Here is a proposal of a subroutine which seems to foot the bill. It is based on modular multiplication (mod 2**32+1) and produces a stream of key-dependent randomized subkeys. Subkey material is produced in chunks 2 bytes at a time, one can generate as many bytes as needed for a particular application. 20 subkeys, or 50 subkeys, or 330 subkeys, or 2048 subkeys - there is no limit for this scheduler.

At the heart of the scheduler there is a 64-byte array, which can be regarded as a kind of shift register. The 32-bit multiplier is multiplied (mod 2**32+1) with 4 leftmost bytes of the register, and the product replaces the previous content of these 4 bytes. The data in the register is then cyclically shifted 2 bytes to the left (2 leftmost bytes end up in the rightmost position). Thereafter the procedure is repeated - 32-bit modular multiplication followed by 2-byte shift, until the first shifted bytes go 2 full turns and come back to the original position (this will require 64 multiplications-shifts). Schematically the procedure can be visualized with the following diagram.

MMMM - multiplier; 
AAA...AAA -original content;
PPP...PPP - multiplication products.

MMMM                  operation 1
AAAAAAAAA....AAAA    ->   PPPPAAAA....AAAA   ->    PPAAAA....AAAAPP
originally                    multiplication           shift-rotation

MMMM                          operation 2
PPAAAA....AAAAPP        ->   PPPPAAAA....AAPP    ->   PPAAAA....AAPPPP
originally                    multiplication           shift-rotation
....................
MMMM                          operation 31
PPAAPP....PPPPPP        ->   PPPPPPPP....PPPP    ->   PPPPPP....PPPPPP
originally                    multiplication           shift-rotation

Next operation #32 will complete 1 full turn, then another 32 operations will be applied in the same manner. If we take into account that each subsequent multiplication has a 2-byte overlap with the product of previous multiplication, it is easy to see that complete avalanche is likely to happen already after the 1-st full turn, and is certain to happen at the end of the 2-nd turn.

It should be obvious that the shift register is exactly where the user key must be placed, whatever the number of bytes in it (not more than 64), followed by some appropriate padding. Then 2 turns of multiply-shift procedure will produce in the register some hashed value ready for subkey generation. Any slightest alteration in the key, even 1 changed bit, causes an avalanche in the register, changing its hashed content to the extent of complete non-recognizability.

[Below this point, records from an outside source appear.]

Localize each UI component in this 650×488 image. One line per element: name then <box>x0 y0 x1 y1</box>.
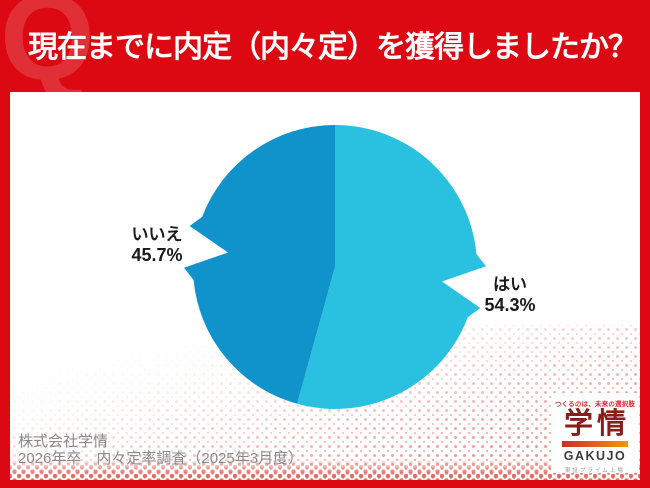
pie-label-no: いいえ 45.7% <box>102 224 212 266</box>
pie-label-yes-text: はい <box>493 275 527 294</box>
logo-gradient-bar <box>562 441 628 448</box>
pie-label-no-value: 45.7% <box>131 245 183 265</box>
page-title: 現在までに内定（内々定）を獲得しましたか？ <box>28 31 638 64</box>
pie-slice-yes <box>297 125 486 409</box>
chart-card: いいえ 45.7% はい 54.3% 株式会社学情 2026年卒 内々定率調査（… <box>10 92 640 480</box>
q-watermark: Q <box>0 0 95 105</box>
source-company: 株式会社学情 <box>18 433 109 450</box>
logo-tagline: つくるのは、未来の選択肢 <box>554 401 636 408</box>
source-note: 株式会社学情 2026年卒 内々定率調査（2025年3月度） <box>18 433 303 467</box>
pie-label-yes-value: 54.3% <box>484 295 536 315</box>
pie-label-yes: はい 54.3% <box>455 274 565 316</box>
logo-name-jp: 学情 <box>563 408 630 440</box>
gakujo-logo: つくるのは、未来の選択肢 学情 GAKUJO 東証プライム上場 <box>551 393 639 475</box>
logo-listing-label: 東証プライム上場 <box>565 468 625 475</box>
source-survey: 2026年卒 内々定率調査（2025年3月度） <box>18 450 304 467</box>
halftone-dots-bottom <box>10 458 640 480</box>
question-header: Q 現在までに内定（内々定）を獲得しましたか？ <box>0 0 650 98</box>
logo-name-en: GAKUJO <box>563 449 627 464</box>
pie-slice-no <box>184 124 335 404</box>
pie-chart <box>184 124 486 409</box>
pie-label-no-text: いいえ <box>131 225 183 244</box>
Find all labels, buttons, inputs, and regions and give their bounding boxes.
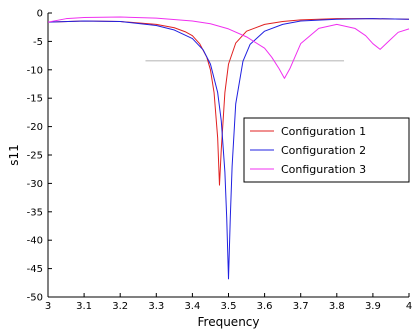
x-axis-label: Frequency [198,315,260,329]
series-line-1 [48,18,410,186]
plot-area [48,16,410,280]
legend-entry-label: Configuration 3 [281,163,366,176]
y-tick-label: -25 [27,151,43,162]
legend-entry-label: Configuration 1 [281,125,366,138]
y-tick-label: -20 [27,122,43,133]
x-tick-label: 3.9 [365,301,381,312]
y-tick-label: -40 [27,236,43,247]
x-tick-label: 3.3 [148,301,164,312]
y-axis-label: s11 [7,144,21,166]
x-tick-label: 3.6 [257,301,273,312]
x-tick-label: 3.1 [76,301,92,312]
y-tick-label: -45 [27,264,43,275]
y-tick-label: 0 [37,9,43,20]
x-tick-label: 3.4 [184,301,200,312]
y-axis-ticks: 0 -5 -10 -15 -20 -25 -30 -35 -40 -45 -50 [27,9,52,304]
y-tick-label: -15 [27,94,43,105]
x-axis-ticks: 3 3.1 3.2 3.3 3.4 3.5 3.6 3.7 3.8 3.9 4 [45,293,412,312]
y-tick-label: -30 [27,179,43,190]
series-line-3 [48,16,410,79]
y-tick-label: -10 [27,65,43,76]
y-tick-label: -35 [27,207,43,218]
x-tick-label: 3.8 [329,301,345,312]
x-tick-label: 3.7 [293,301,309,312]
legend-entry-label: Configuration 2 [281,144,366,157]
x-tick-label: 3.5 [221,301,237,312]
legend: Configuration 1 Configuration 2 Configurat… [243,117,410,183]
x-tick-label: 3.2 [112,301,128,312]
y-tick-label: -5 [33,37,43,48]
series-line-2 [48,18,410,280]
x-tick-label: 3 [45,301,51,312]
x-tick-label: 4 [406,301,412,312]
y-tick-label: -50 [27,293,43,304]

Generation of subkeys continues along the same procedure that was used for hashing. Multiplication (mod 2**32+1) and subsequent 2-byte rotation are repeated as many times as needed in order to produce the needed number of subkeys. Two bytes rotated to the right end of the register are copied to the subkey array.

In real program no actual shifts or rotations are done, instead of this the program juggles with indexes, changing them cyclically (mod 64). There are 3 functions necessary for this program:
1) Routine for modular multiplication (mod2**32+1)
2) Routine to break the 32-bit long number into bytes.
3) Routine to build the 32-bit long number from bytes.

The short "main" helps to test the program. It asks for user key, stuffs the shift register with the key characters, prints on screen the original content of the register, the hashed content of the register, and first 100 subkeys 16 bits each.

This program produces key-dependent pseudorandom numbers. Who knows about some handy program for statistical testing of keyed PRNG-s, please give a hint. I am now in a funny position - it works, but I'd be damned if I can describe how it works. As for one, my choice of the multiplier can be far from optimal (now it is 0x6A09E667, which happens to be the first 8 fractional hex digits of Sqrt(2), less initial 1 ). Maybe digits of "pi", or "e" or "cos(1)" will work better?